• Hey Guest! Ever feel like entering a Game Jam, but the time limit is always too much pressure? We get it... You lead a hectic life and dedicating 3 whole days to make a game just doesn't work for you! So, why not enter the GMC SLOW JAM? Take your time! Kick back and make your game over 4 months! Interested? Then just click here!

Multithreading / Extension Support in GMS

xenoargh

Member
This is, unfortunately, going to be pretty vague / open-ended, so I'm apologizing in advance.

For one of my previous projects, in Java, I utilized a multithreaded approach to certain drawing and AI functions. My game's currently running, stable and largely stays in the 300-500 FPS range right now, with most of the major features in place, but there are occasional heavy events that require serious horsepower, and I'd like to explore what can be multithreaded or pushed to pure C#. So, here are some newbie Q's. Again, sorry if these seem woefully ignorant.

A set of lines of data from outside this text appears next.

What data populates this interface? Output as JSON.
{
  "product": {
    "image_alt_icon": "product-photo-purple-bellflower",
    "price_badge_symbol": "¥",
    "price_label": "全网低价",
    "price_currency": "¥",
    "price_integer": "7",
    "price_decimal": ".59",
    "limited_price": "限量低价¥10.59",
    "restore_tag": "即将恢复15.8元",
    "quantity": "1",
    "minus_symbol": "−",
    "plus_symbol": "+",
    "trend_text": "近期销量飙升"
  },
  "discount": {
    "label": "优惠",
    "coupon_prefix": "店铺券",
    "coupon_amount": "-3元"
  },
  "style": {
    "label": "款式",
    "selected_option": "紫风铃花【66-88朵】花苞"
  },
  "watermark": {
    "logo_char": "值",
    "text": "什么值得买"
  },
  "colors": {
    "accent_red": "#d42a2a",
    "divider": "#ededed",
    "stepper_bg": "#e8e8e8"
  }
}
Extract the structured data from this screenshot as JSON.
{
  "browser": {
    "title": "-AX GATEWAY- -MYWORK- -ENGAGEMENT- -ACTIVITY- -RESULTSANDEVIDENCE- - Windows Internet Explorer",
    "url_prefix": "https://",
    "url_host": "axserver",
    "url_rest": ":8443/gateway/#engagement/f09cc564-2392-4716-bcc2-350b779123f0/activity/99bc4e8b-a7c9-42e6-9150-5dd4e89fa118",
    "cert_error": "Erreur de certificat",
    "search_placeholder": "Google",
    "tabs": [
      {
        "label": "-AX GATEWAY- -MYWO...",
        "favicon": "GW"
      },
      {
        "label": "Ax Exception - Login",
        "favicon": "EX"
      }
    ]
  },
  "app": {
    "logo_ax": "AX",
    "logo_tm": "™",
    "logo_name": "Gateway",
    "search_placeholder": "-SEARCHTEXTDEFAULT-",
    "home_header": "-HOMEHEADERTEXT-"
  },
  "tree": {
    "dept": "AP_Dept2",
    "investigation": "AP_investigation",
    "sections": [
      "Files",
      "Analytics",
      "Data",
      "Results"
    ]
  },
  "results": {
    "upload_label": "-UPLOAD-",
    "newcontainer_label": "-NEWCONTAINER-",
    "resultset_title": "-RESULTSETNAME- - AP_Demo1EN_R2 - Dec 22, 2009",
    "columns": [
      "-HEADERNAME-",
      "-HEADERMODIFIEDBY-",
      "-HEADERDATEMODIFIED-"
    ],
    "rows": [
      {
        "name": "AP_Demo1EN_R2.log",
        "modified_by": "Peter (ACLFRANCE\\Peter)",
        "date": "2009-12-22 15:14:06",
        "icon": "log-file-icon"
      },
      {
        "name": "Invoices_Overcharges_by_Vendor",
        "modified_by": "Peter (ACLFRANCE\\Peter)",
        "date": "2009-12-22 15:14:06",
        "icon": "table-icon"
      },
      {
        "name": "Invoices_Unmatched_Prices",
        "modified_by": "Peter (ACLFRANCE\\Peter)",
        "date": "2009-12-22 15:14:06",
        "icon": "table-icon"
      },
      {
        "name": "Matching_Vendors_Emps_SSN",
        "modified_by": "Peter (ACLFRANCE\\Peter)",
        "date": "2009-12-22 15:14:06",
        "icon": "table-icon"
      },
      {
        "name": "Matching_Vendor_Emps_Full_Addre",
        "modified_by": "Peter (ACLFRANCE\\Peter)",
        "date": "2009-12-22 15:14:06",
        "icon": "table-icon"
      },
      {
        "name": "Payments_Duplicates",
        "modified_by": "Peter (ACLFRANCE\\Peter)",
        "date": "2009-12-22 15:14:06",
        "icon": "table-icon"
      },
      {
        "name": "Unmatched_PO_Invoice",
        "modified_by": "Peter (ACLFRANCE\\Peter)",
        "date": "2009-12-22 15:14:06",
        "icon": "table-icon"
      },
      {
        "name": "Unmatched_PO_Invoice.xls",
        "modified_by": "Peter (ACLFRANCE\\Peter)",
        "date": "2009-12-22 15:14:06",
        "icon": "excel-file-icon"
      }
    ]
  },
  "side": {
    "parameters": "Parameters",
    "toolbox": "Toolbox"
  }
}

1. My limited understanding is that GMS can be extended via DLLs or their OS-specific equivalent. These would (typically) be built in <language of choice> in something like Visual Studio, then used as Extensions in GMS. There isn't much documentation about this, other than the basics, and so I have some serious questions about the utility of doing these things.

For example, one of the things I'd really like to do is accelerate some code that deals with large collections of points. I don't see anything in the documentation suggesting that I can send complex data structures (ds_lists, for example) via a call to an Extension. How is this typically worked around?

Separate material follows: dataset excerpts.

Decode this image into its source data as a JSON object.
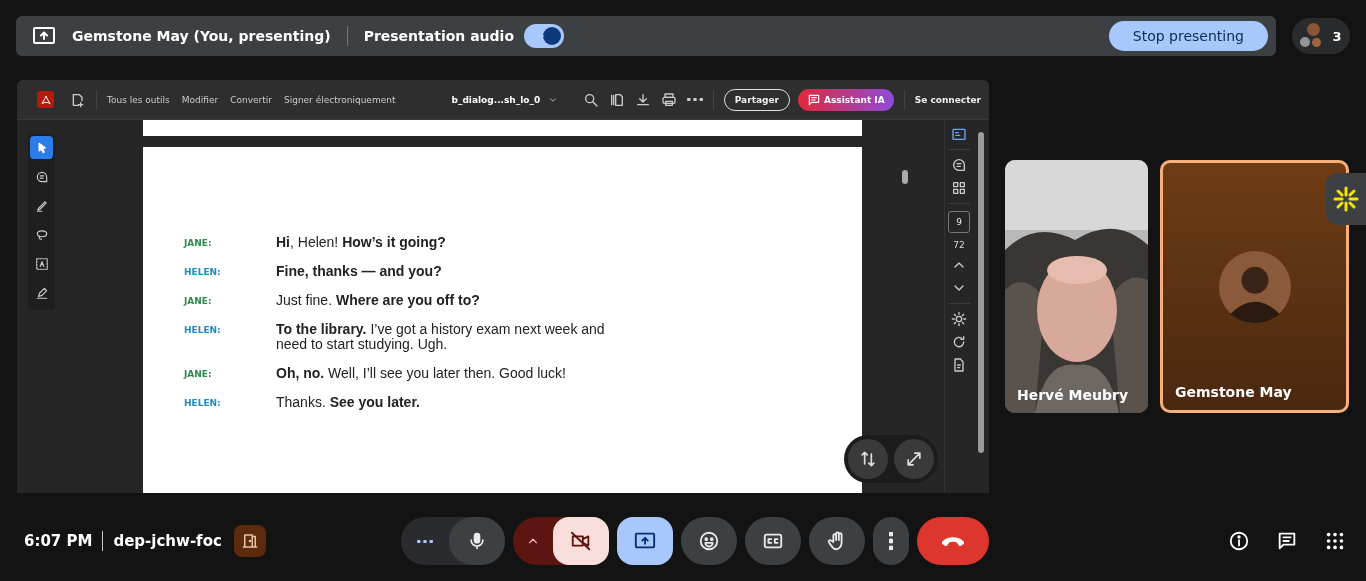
{
  "top_bar": {
    "presenter": "Gemstone May (You, presenting)",
    "audio_label": "Presentation audio",
    "audio_on": true,
    "stop_button": "Stop presenting",
    "participant_count": "3"
  },
  "pdf_viewer": {
    "menu": [
      "Tous les outils",
      "Modifier",
      "Convertir",
      "Signer électroniquement"
    ],
    "file_name": "b_dialog...sh_lo_0",
    "share_button": "Partager",
    "ai_button": "Assistant IA",
    "sign_in": "Se connecter",
    "tools": [
      {
        "kind": "select",
        "selected": true
      },
      {
        "kind": "comment",
        "selected": false
      },
      {
        "kind": "draw",
        "selected": false
      },
      {
        "kind": "lasso",
        "selected": false
      },
      {
        "kind": "text",
        "selected": false
      },
      {
        "kind": "sign",
        "selected": false
      }
    ],
    "page_number": "9",
    "page_total": "72",
    "dialogue": [
      {
        "speaker": "JANE:",
        "color": "#2f8a4c",
        "text": "**Hi**, Helen! **How’s it going?**"
      },
      {
        "speaker": "HELEN:",
        "color": "#1b8ec4",
        "text": "**Fine, thanks — and you?**"
      },
      {
        "speaker": "JANE:",
        "color": "#2f8a4c",
        "text": "Just fine. **Where are you off to?**"
      },
      {
        "speaker": "HELEN:",
        "color": "#1b8ec4",
        "text": "**To the library.** I’ve got a history exam next week and need to start studying. Ugh."
      },
      {
        "speaker": "JANE:",
        "color": "#2f8a4c",
        "text": "**Oh, no.** Well, I’ll see you later then. Good luck!"
      },
      {
        "speaker": "HELEN:",
        "color": "#1b8ec4",
        "text": "Thanks. **See you later.**"
      }
    ]
  },
  "tiles": [
    {
      "name": "Hervé Meubry",
      "kind": "video",
      "speaking": false
    },
    {
      "name": "Gemstone May",
      "kind": "avatar",
      "speaking": true
    }
  ],
  "bottom_bar": {
    "time": "6:07 PM",
    "meeting_code": "dep-jchw-foc",
    "mic_on": true,
    "camera_on": false,
    "presenting": true
  }
}
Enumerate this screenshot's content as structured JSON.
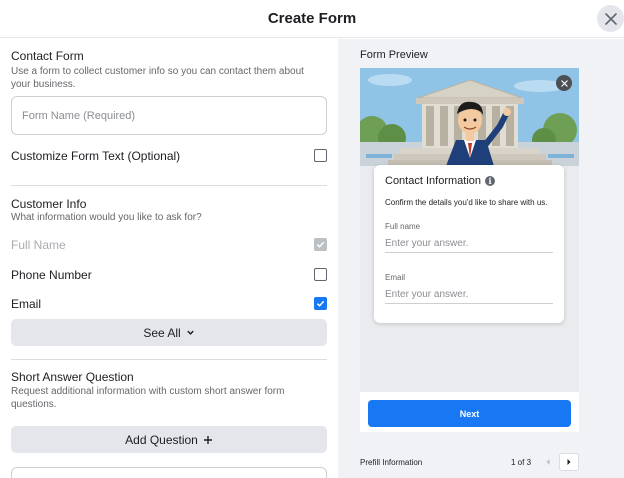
{
  "header": {
    "title": "Create Form"
  },
  "contact_form": {
    "title": "Contact Form",
    "description": "Use a form to collect customer info so you can contact them about your business.",
    "form_name_placeholder": "Form Name (Required)",
    "customize_label": "Customize Form Text (Optional)",
    "customize_checked": false
  },
  "customer_info": {
    "title": "Customer Info",
    "description": "What information would you like to ask for?",
    "fields": [
      {
        "label": "Full Name",
        "checked": true,
        "disabled": true
      },
      {
        "label": "Phone Number",
        "checked": false,
        "disabled": false
      },
      {
        "label": "Email",
        "checked": true,
        "disabled": false
      }
    ],
    "see_all_label": "See All"
  },
  "short_answer": {
    "title": "Short Answer Question",
    "description": "Request additional information with custom short answer form questions.",
    "add_label": "Add Question"
  },
  "preview": {
    "title": "Form Preview",
    "card_title": "Contact Information",
    "card_desc": "Confirm the details you'd like to share with us.",
    "fields": [
      {
        "label": "Full name",
        "placeholder": "Enter your answer."
      },
      {
        "label": "Email",
        "placeholder": "Enter your answer."
      }
    ],
    "next_label": "Next",
    "footer_label": "Prefill Information",
    "page_count": "1 of 3"
  },
  "colors": {
    "accent": "#1877f2",
    "divider": "#dadde1",
    "button_gray": "#e4e6eb"
  }
}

2. My previous experience with multithreading was via the Lombok library for Java. If using C# instead, does anybody recommend a library that provides (relatively) simple access to thread-safe methods, locking, etc.?

3. If passing multithreaded code back to GMS, what happens if it can't return during the current frame? Will GMS's main frame be halted awaiting results? Will it crash? Be garbage-collected?

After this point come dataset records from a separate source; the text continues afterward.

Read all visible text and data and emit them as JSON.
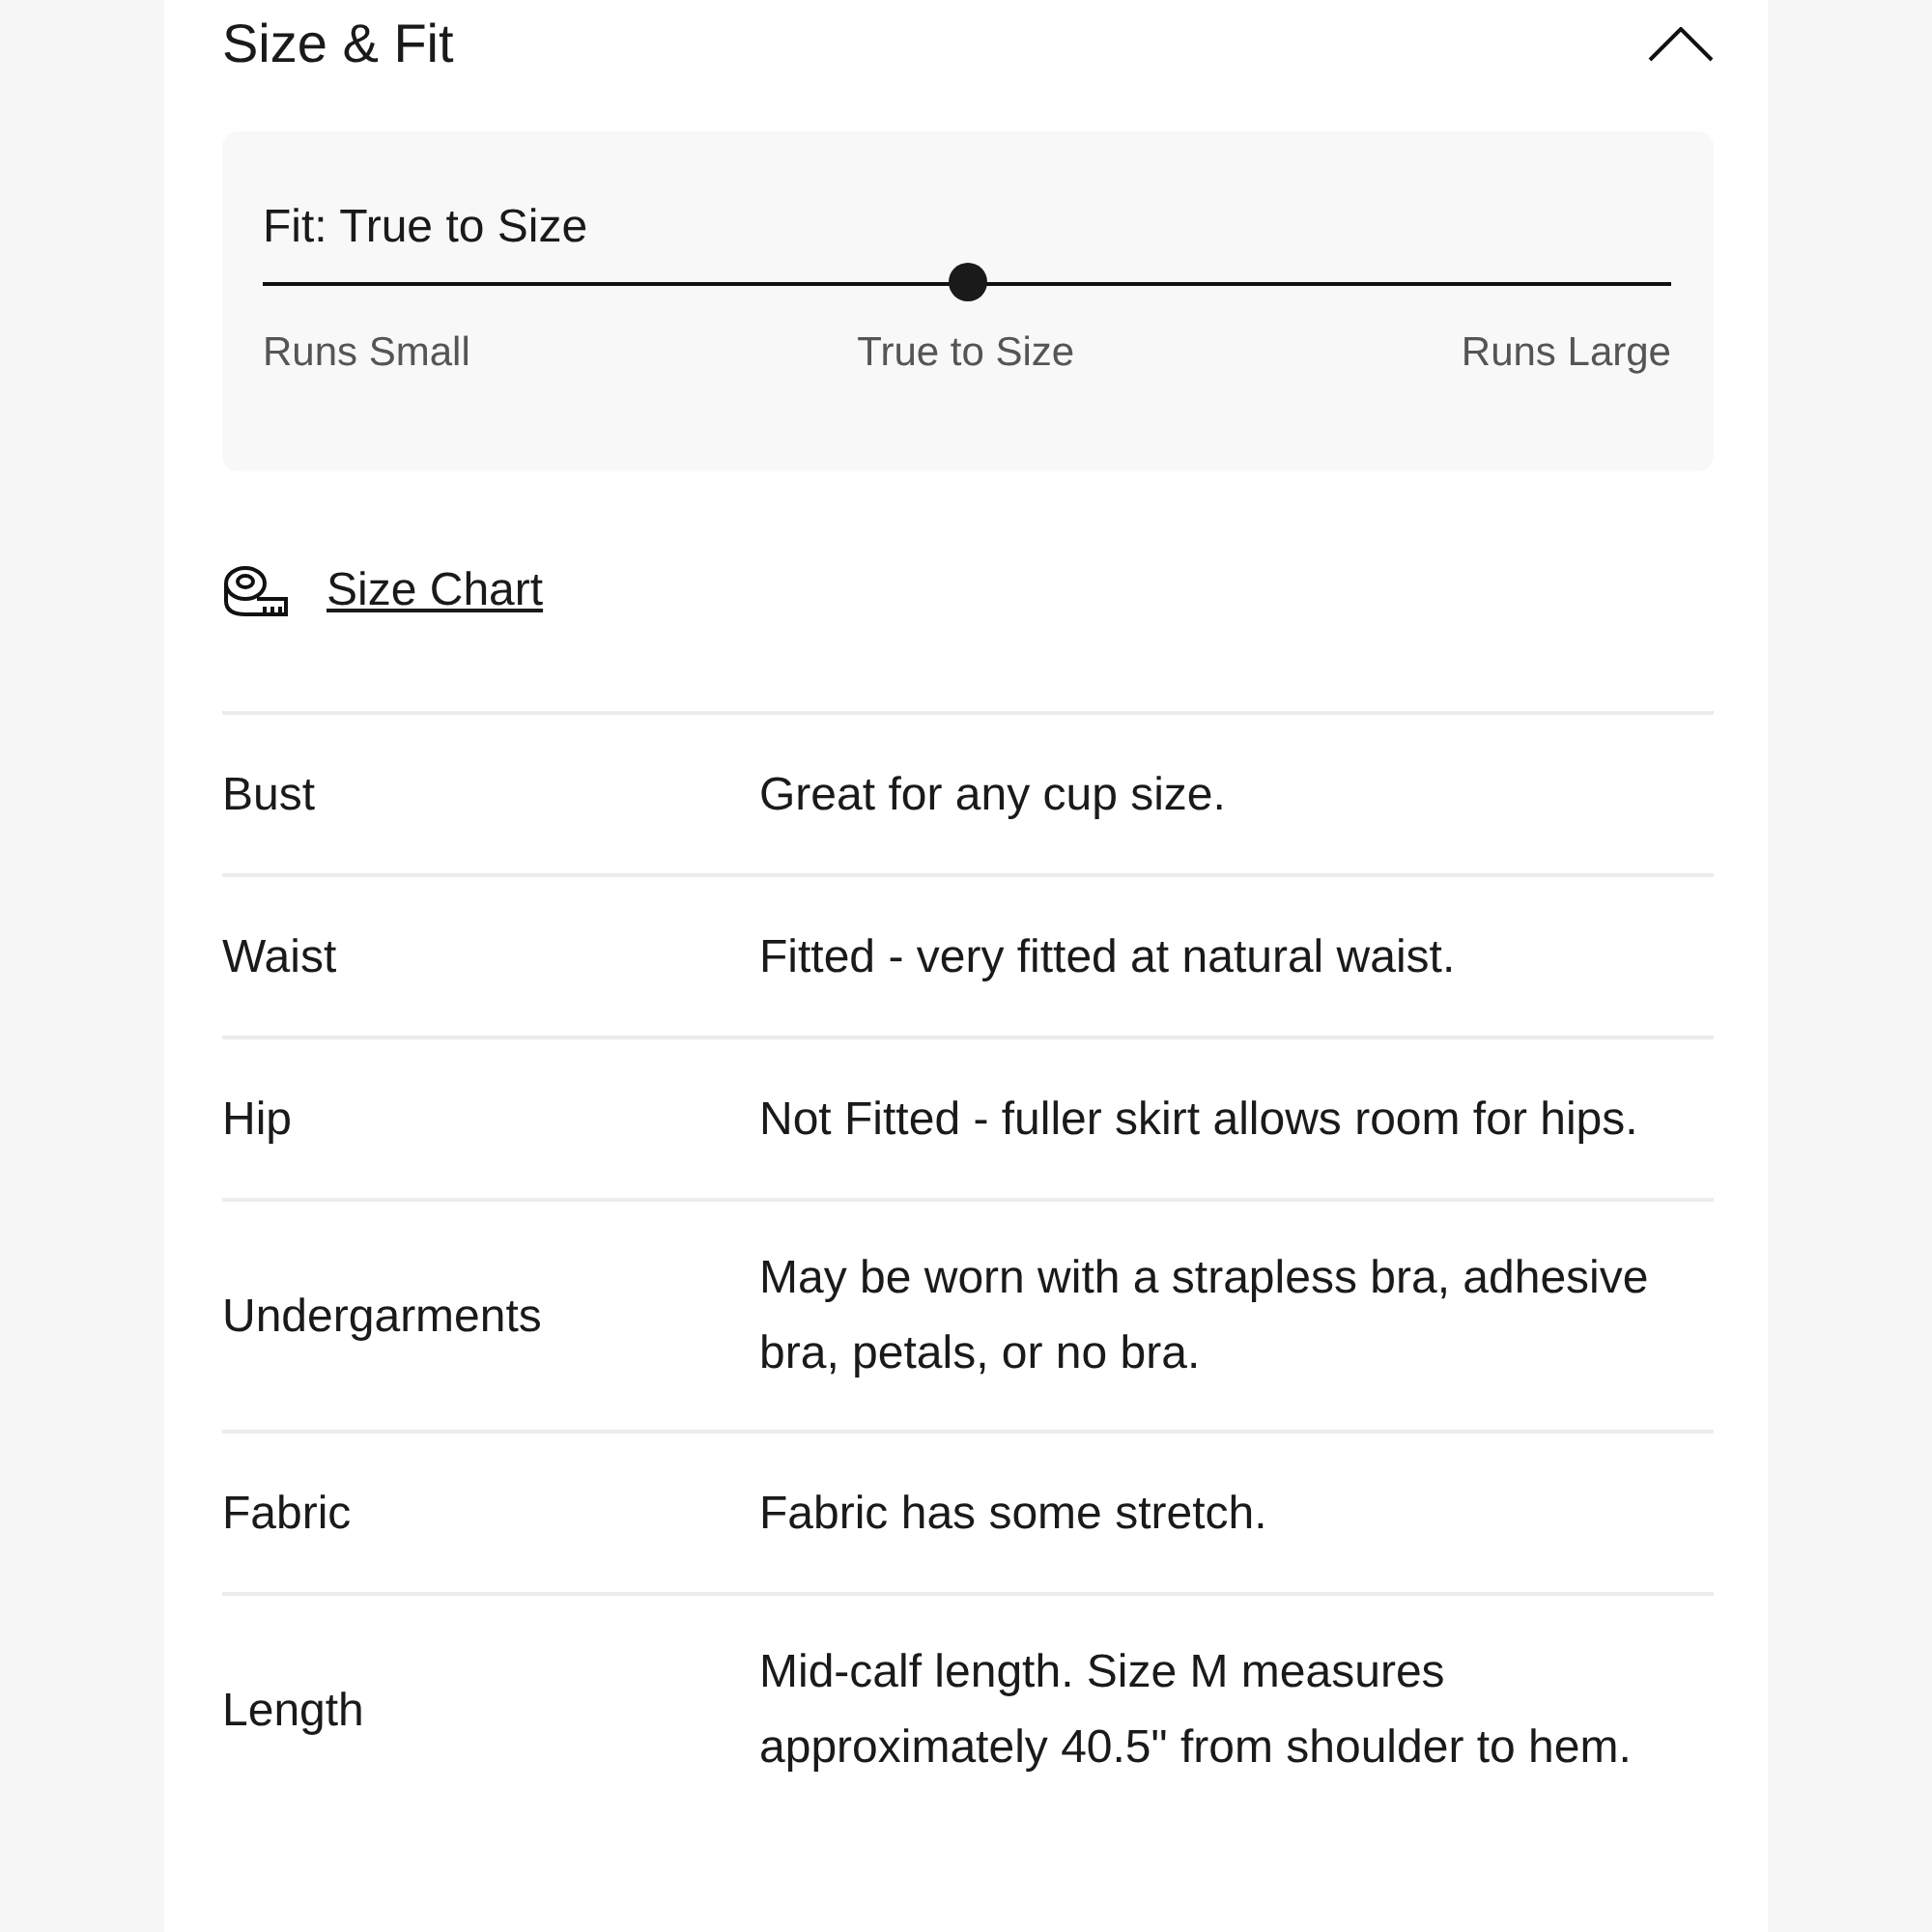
{
  "section": {
    "title": "Size & Fit",
    "expanded": true
  },
  "fit": {
    "title": "Fit: True to Size",
    "level": 0.5,
    "labels": [
      "Runs Small",
      "True to Size",
      "Runs Large"
    ]
  },
  "size_chart_link": "Size Chart",
  "details": [
    {
      "label": "Bust",
      "value": "Great for any cup size."
    },
    {
      "label": "Waist",
      "value": "Fitted - very fitted at natural waist."
    },
    {
      "label": "Hip",
      "value": "Not Fitted - fuller skirt allows room for hips."
    },
    {
      "label": "Undergarments",
      "value": "May be worn with a strapless bra, adhesive bra, petals, or no bra."
    },
    {
      "label": "Fabric",
      "value": "Fabric has some stretch."
    },
    {
      "label": "Length",
      "value": "Mid-calf length. Size M measures approximately 40.5\" from shoulder to hem."
    }
  ]
}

4. If I just want to squeeze a little more optimization out of my game for certain math-heavy operations, are there other ways I should explore this, like writing Extension code to handle very specific issues?

5. What about memory management? GMS is already a bit alarming in how it handles certain data types; with Extensions, this seems like it might be one of the big challenges. Is it typical, for example, in developing Extensions for GMS, to set up memory allocations via statics at runtime, so that there aren't leaks, which means variables have to be scoped carefully and overflows of, say, arguments consisting of many floating-point numbers will cause a crash? Do I have to be wary about creating temporary variables, beyond the usual care one requires with any language?

Anyhow, sorry for the vagueness. I'm staring at GMS's documentation right now, and the limit to "4 arguments, unless they're all the same type", "don't send data structures", "numbers are always doubles", etc. is all a little confusing / intimidating, and there's pretty much zero information in the documentation about dealing with thread safety in state machines, etc.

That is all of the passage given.